3 Şubat 2011 Perşembe

Öğrendiklerim*

Çok yanıldım ben, defalarca, bu son dedikten sonra onlarca kez...
İnsanlar vardı hayatıma giren, her zaman yaptığım gibi sorgusuz ön yargısız acabasız hayatıma soktuğum insanlar. Çoğu kez kolayca sevdim ben, bir kere ısınmışsa yüreğim aniden ne de kolay döküldü dudaklarımdan o küçücük sözcük, dostum dedim acelem varmışçasına düşünmeden.
Uzun süre hayır demeyi öğrenemeyenlerdenim ben.
Hani böyle bakarken o size içinize dokunduğunu bile bile bakışlarının, sözlerinin ufacık bir sızıyı içinize oturttuğunu bile bile, hiç hayır demek için çırpınırken siz yine de uzatmadınız mı elinizi ? Kaç defa son demişken dudaklarınız her neydiyse o güç "yeniden" dedirtmedi mi size?
Gözü çoğu zaman göremeyenlerden oldum bazen de. Her seferinde öylece karşımda dururken hayal kırıklığım inkardı tek yaptığım. Halbuki kendimeydi acıyışım, başkası acımasın diye oynanan oyundu. Ne zaman ki kaldım tek başıma neden dedim hep, cevapsız kalacağını bile bile sorularımın neden diye sordum hep.
Karşılıksızdı, bile bile dökmedim hiç yüreğimi hesapsızca.
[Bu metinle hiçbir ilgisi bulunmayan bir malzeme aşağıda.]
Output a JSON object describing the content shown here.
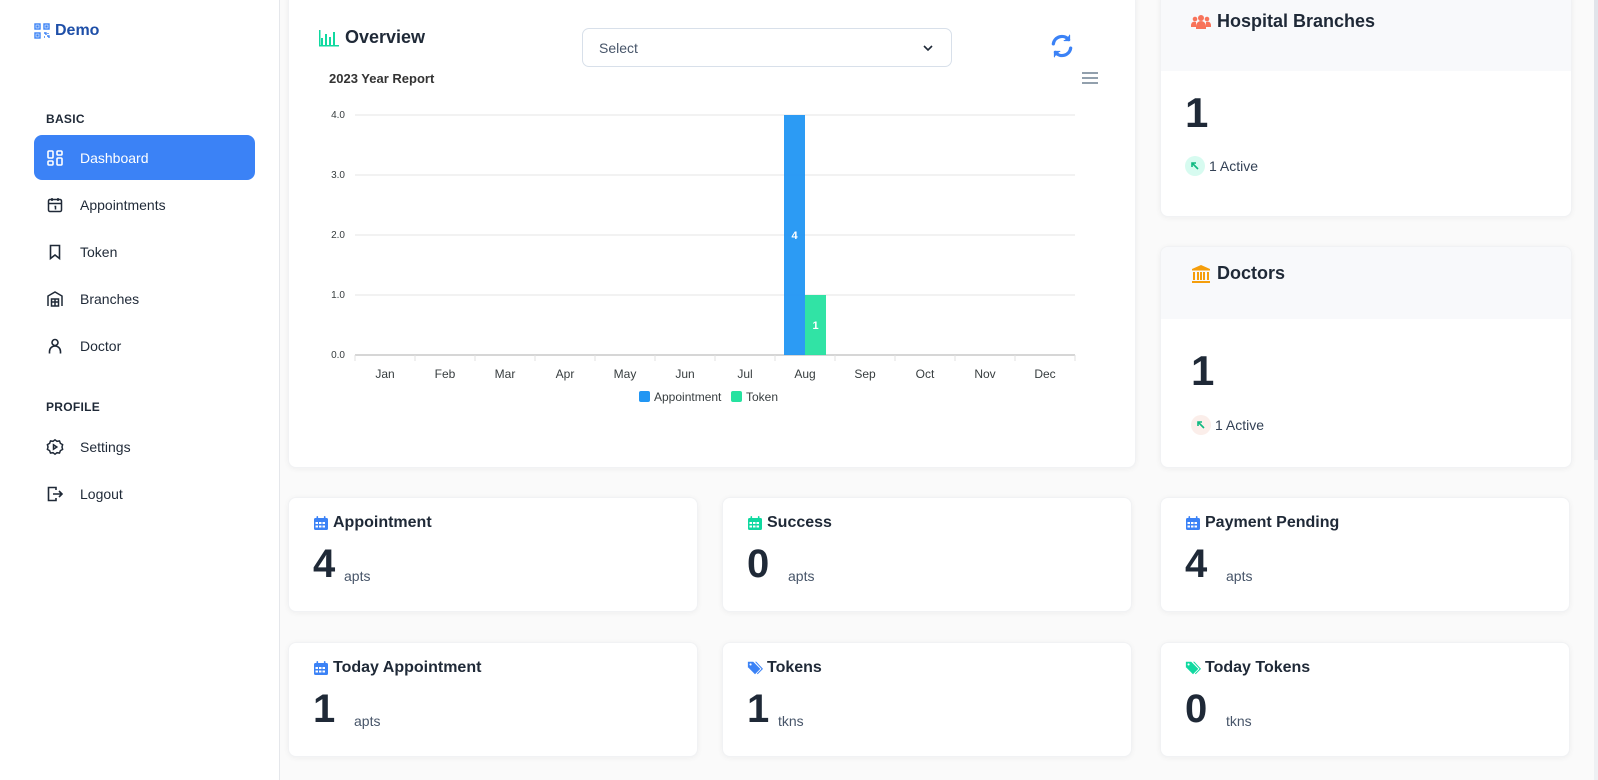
{
  "brand": {
    "name": "Demo",
    "icon": "qr-code-icon",
    "color": "#1e4fa8"
  },
  "sidebar": {
    "sections": [
      {
        "label": "BASIC",
        "items": [
          {
            "label": "Dashboard",
            "icon": "dashboard-icon",
            "active": true
          },
          {
            "label": "Appointments",
            "icon": "calendar-icon",
            "active": false
          },
          {
            "label": "Token",
            "icon": "bookmark-icon",
            "active": false
          },
          {
            "label": "Branches",
            "icon": "building-icon",
            "active": false
          },
          {
            "label": "Doctor",
            "icon": "user-icon",
            "active": false
          }
        ]
      },
      {
        "label": "PROFILE",
        "items": [
          {
            "label": "Settings",
            "icon": "gear-icon",
            "active": false
          },
          {
            "label": "Logout",
            "icon": "logout-icon",
            "active": false
          }
        ]
      }
    ],
    "active_color": "#3b82f6"
  },
  "overview": {
    "title": "Overview",
    "select": {
      "value": "Select"
    },
    "refresh_icon": "refresh-icon",
    "menu_icon": "hamburger-menu-icon"
  },
  "chart_data": {
    "type": "bar",
    "title": "2023 Year Report",
    "categories": [
      "Jan",
      "Feb",
      "Mar",
      "Apr",
      "May",
      "Jun",
      "Jul",
      "Aug",
      "Sep",
      "Oct",
      "Nov",
      "Dec"
    ],
    "series": [
      {
        "name": "Appointment",
        "color": "#2196f3",
        "values": [
          0,
          0,
          0,
          0,
          0,
          0,
          0,
          4,
          0,
          0,
          0,
          0
        ]
      },
      {
        "name": "Token",
        "color": "#26e2a0",
        "values": [
          0,
          0,
          0,
          0,
          0,
          0,
          0,
          1,
          0,
          0,
          0,
          0
        ]
      }
    ],
    "ylim": [
      0,
      4
    ],
    "yticks": [
      "0.0",
      "1.0",
      "2.0",
      "3.0",
      "4.0"
    ],
    "grid": true,
    "legend": "bottom-center",
    "data_labels": true,
    "xlabel": "",
    "ylabel": ""
  },
  "branches": {
    "title": "Hospital Branches",
    "icon": "users-icon",
    "icon_color": "#f8735a",
    "count": "1",
    "active_text": "1 Active"
  },
  "doctors": {
    "title": "Doctors",
    "icon": "bank-icon",
    "icon_color": "#f59e0b",
    "count": "1",
    "active_text": "1 Active"
  },
  "stats": [
    {
      "title": "Appointment",
      "icon": "calendar-icon",
      "icon_color": "#3b82f6",
      "value": "4",
      "unit": "apts"
    },
    {
      "title": "Success",
      "icon": "calendar-icon",
      "icon_color": "#10d9a0",
      "value": "0",
      "unit": "apts"
    },
    {
      "title": "Payment Pending",
      "icon": "calendar-icon",
      "icon_color": "#3b82f6",
      "value": "4",
      "unit": "apts"
    },
    {
      "title": "Today Appointment",
      "icon": "calendar-icon",
      "icon_color": "#3b82f6",
      "value": "1",
      "unit": "apts"
    },
    {
      "title": "Tokens",
      "icon": "tags-icon",
      "icon_color": "#3b82f6",
      "value": "1",
      "unit": "tkns"
    },
    {
      "title": "Today Tokens",
      "icon": "tags-icon",
      "icon_color": "#10d9a0",
      "value": "0",
      "unit": "tkns"
    }
  ]
}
Öylece, içimden geldiği için cömertti sevgim.
Dostum demişsem eğer, sandım ki değerdi her kendimden yitirdiğime bir bir...
Kini öğrenmek istedim sonra, nasıl zehirli olduğunu bile bile tutup kolundan hayatıma sokmak istedim.
Öfkeyle değil de kırgınlıkla olmuş gibi göstermek istedim bir de.
Yediremedim kendime zehrini.
Öğrendim sonra.
Hoyratça hata yapanı affetmemeyi, bir iki üç her defasında hiç sonu gelmeyecekmiş gibi cimrilikle değeri sakınanı unutmamayı öğrendim.
Kinin aslında nasıl da ayakta tuttuğunu gördüm.
Sandım ki hata üstüne hata olmaz bir daha.
Aynı çukura iki kere düşülmez nasılsa.
Düşünmeyeceksin fazla. Nasıl bugün değil sonra diyorlarsa sana, nasıl unutuyorlarsa insan olduğunu kırılmaz sanıyorlarsa gaddar olacaksın sen de.
Üzerini çizip her şeyin gitmeyi bileceksin aslında.
Adaletini vereceksin diye haksızlığın yıpratmayacaksın yollarını inançlarının.
Eksile eksile çoğalır sesler.
Yol kenarında ayrılacaksın kimi zaman.
Ve ağlamayacaksın, boşa olacağını bile bile çökmeyeceksin yere.
Dön, yürü ve git kaybede kaybede kazanacaksın nasılsa.

Hiç yorum yok:

Yorum Gönder




Minik adamlarım

Yalnız...

Yükseliş*

Huzur

...

Balıkçı

"İstanbul"

"uzağa,daha uzağa..."

"Ufaklık"

"eski..."

"saklı..."

"Huzur"

"çocuk olmak"

"geride kalan..."

"mutluluk"

"bekleyiş"

"nostalji"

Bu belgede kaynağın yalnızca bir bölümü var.